Worldwide Solidarity
Photo above: sculpture by Philippe Barbier
By Françoise Barbier, ATD Fourth World Volunteer Corps member in Belgium.
Bernadette, an ATD activist, calls me from Liège to find out how my daughter, who caught the virus, is doing. She is not happy:
- “Since the coronavirus crisis began, people in the neighbourhood have been complaining about each other for not following the stay-at-home rules. We ought to be helping each other instead!”
She knows what she’s talking about — her family has suffered several times from rumours and being judged by neighbours. “I only confide in ATD Fourth World friends, because I know that what I say won’t be repeated”, she says. “Often when you talk to other people, they repeat what you say and turn it against you. ATD Fourth World is my second family. That’s why it’s important to stay in touch.”
Bernadette regularly calls Marie, who recently had to go alone to bury her 42-year-old son. She had no opportunity to truly honour him. She will be alone with her pain instead of being able to count, as she usually does, on a daily meeting over a cup of coffee and a shared meal at the community centre.
Michel, Bernadette’s partner, just lit a candle for Marie’s son. I asked him if I could write down something he said to me because I think that ATD Fourth World friends in Beitouna, Lebanon will find strength in his words:
- “Yes, ATD Fourth World is a family that is especially important because right now there is so much rejection where we live. It’s good to get together, even at a distance, with people who think about us and are there for us. I get the impression that because of the virus, all the countries in the world are going to come together. Maybe this is what was needed, and it’s too bad because so many people are suffering and dying. It seems to me that worldwide solidarity is taking root. Ceasefires have even been declared in conflicts and wars.”
By Skype between Liège and Beirut, I read to Maya what Michel told me. To feel this “worldwide solidarity” he mentioned, it’s important to keep a record of what people in extreme poverty everywhere are going through. We learn what is hard about this crisis for them, and how they invent and create new things to help one another. I refer to the letter from the ATD Fourth World international leadership team. It encourages us to make sure that “nobody remains isolated”, and that “the story of how people in poverty are managing is told everywhere, and that we have to create something new with them.”
- We are encouraged when Maya and the parents in the Beitouna neighbourhood create a WhatsApp group with young people to keep in touch. And we are inspired when Abir, a mother, goes to visit a more isolated family to see how they are and to let them use her phone to call other people.
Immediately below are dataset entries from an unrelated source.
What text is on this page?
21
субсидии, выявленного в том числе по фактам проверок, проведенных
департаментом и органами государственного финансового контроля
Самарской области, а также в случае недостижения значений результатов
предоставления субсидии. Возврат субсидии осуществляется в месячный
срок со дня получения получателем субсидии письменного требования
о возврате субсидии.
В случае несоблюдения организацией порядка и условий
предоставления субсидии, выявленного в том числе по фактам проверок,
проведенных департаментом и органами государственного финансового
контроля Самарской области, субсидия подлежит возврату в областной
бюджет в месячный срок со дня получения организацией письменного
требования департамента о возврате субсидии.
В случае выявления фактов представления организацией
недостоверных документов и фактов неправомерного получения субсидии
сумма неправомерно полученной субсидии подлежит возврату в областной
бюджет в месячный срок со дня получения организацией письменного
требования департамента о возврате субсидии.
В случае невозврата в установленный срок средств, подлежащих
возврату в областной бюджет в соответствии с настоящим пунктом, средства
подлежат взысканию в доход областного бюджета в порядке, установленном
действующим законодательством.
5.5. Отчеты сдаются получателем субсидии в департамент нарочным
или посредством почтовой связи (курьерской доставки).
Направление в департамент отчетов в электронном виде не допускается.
Maya asks me about Camille, who lives in Brussels and whom she met last summer at the ATD Fourth World international centre near Paris. Camille had just sent me a video message made by a young couple who do not have an easy life. Things are especially difficult now that they are confined in their tiny apartment with their child. But they managed to find the energy to film themselves and to encourage others in the neighbourhood to prepare questions for the next Fourth World People’s University on solidarity. And that inspired Maya!
From Verviers, in Belgium, Céline tells me about her two young children. One of them is drawing on the ground in the courtyard with chalk. “Good idea”, I tell her. “I’m going to try to find some chalk for my neighbours across the way and their seven children!”
They arrived in Belgium from Afghanistan six months ago, fleeing a combat zone.
It’s hard for them to understand what’s going on with the crisis. They speak only their dialect. The parents, who do not read and write, have had no contact with the school where their children had learned a few words of French. I tell Céline that I’m worried about the family’s eldest child, a teenager. What will happen to him, and all the others who were receiving support from street educators, now that all the agencies are closed?
- Céline is supporting her neighbour, Ryan, who’s 15. His life is really difficult and he had just found a trustworthy professional to help him.
“But with the coronavirus, everything stopped”, Celine explains. “I talk with him just so he can clear his head. I’m 22 and I understand—it wasn’t so long ago that I was a rebellious teen. Ryan dreams of becoming a stone mason, and asks me what I want to do later. ‘When everything’s over’, I told him, ‘I would like to study to be a teacher. But first I have to get my high school certificate. It’s time I do that!’
“I want to give something of myself to my community by helping children who have a harder time learning and by giving them confidence, like some of my teachers did with me.”